You can build a clock multiplexer using a combination of parallel and cascaded BUFGCTRLs. The placer finds the optimal placement based on the clock buffer site availability. If possible, the placer places BUFGCTRLs in adjacent sites to take advantage of the dedicated cascade paths. If that is not possible, the placer will attempt to place the BUFGCTRLs from the same level in the adjacent clock regions.
The following figure shows a 4:1 MUX with balanced cascading. The first level of BUFGCTRL buffers are both placed in the directly adjacent sites (X10Y7, X10Y5) of the last BUFGCTRL (X10Y6). This configuration ensures a comparable insertion delay for all the clocks reaching the last BUFGCTRL. You can use an equivalent structure for a 3:1 MUX.

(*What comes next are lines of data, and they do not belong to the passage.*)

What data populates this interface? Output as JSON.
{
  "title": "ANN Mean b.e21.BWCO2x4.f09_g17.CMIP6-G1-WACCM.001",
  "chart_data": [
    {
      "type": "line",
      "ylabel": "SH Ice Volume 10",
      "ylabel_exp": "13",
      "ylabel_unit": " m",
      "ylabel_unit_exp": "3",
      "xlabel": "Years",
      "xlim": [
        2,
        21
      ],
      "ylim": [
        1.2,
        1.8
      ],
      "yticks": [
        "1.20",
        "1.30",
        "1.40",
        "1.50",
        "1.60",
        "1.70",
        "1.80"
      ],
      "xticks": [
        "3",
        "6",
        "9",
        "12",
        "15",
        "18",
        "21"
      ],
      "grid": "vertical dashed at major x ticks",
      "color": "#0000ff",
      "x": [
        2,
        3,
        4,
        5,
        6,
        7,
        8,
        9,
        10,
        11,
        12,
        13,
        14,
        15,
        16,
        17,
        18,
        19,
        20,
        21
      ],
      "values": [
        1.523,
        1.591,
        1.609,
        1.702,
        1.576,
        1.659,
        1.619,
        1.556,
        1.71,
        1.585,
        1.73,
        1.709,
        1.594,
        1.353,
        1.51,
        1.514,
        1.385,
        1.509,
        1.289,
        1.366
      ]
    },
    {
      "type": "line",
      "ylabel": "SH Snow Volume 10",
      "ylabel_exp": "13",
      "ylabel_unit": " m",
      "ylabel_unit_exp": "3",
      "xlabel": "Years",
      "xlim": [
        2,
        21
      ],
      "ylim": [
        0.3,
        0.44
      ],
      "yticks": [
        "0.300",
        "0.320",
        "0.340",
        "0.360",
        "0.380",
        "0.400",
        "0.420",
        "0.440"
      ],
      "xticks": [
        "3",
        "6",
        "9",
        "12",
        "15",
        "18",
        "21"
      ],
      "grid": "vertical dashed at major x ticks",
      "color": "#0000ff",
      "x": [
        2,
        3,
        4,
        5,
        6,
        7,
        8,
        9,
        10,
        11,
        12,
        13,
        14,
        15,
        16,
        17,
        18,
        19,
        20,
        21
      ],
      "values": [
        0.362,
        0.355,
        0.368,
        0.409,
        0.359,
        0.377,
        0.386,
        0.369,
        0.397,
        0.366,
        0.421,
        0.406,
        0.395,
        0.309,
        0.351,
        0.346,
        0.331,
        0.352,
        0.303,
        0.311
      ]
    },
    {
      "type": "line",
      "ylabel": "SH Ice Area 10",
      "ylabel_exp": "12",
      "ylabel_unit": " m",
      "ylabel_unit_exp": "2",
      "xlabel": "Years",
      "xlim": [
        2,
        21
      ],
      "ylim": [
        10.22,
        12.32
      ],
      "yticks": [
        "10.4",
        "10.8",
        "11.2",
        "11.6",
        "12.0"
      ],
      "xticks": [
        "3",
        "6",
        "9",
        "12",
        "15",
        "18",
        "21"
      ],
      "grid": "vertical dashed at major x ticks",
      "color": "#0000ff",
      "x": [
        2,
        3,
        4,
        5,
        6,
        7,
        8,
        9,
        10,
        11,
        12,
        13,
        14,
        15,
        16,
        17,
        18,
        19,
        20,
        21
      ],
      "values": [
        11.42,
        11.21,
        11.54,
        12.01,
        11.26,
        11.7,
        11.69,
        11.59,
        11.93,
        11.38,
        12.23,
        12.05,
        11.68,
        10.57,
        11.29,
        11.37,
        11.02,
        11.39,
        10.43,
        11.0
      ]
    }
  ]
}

When creating a 5:1 or larger clock MUX structure, it is common to create a symmetrical clock structure as shown in the following figure. However, this is a suboptimal solution, because each BUFGCTRL only has one cascade path to the two adjacent BUFGCTRLs, which does not provide minimal delay for all connections between the BUFGCTRLs.
To support larger clock multiplexers (from 5:1 to 8:1 MUX), Xilinx recommends using cascaded BUFGCTRL buffers as shown in the following figure. This figure shows an optimal 8:1 MUX that uses 7 BUFGCTRL buffers.
When using wide BUFGCTRL-based clock multiplexers, the clock insertion delays cannot be balanced because some paths are longer than other paths in hardware. Therefore, this method is recommended for multiplexing asynchronous clocks only.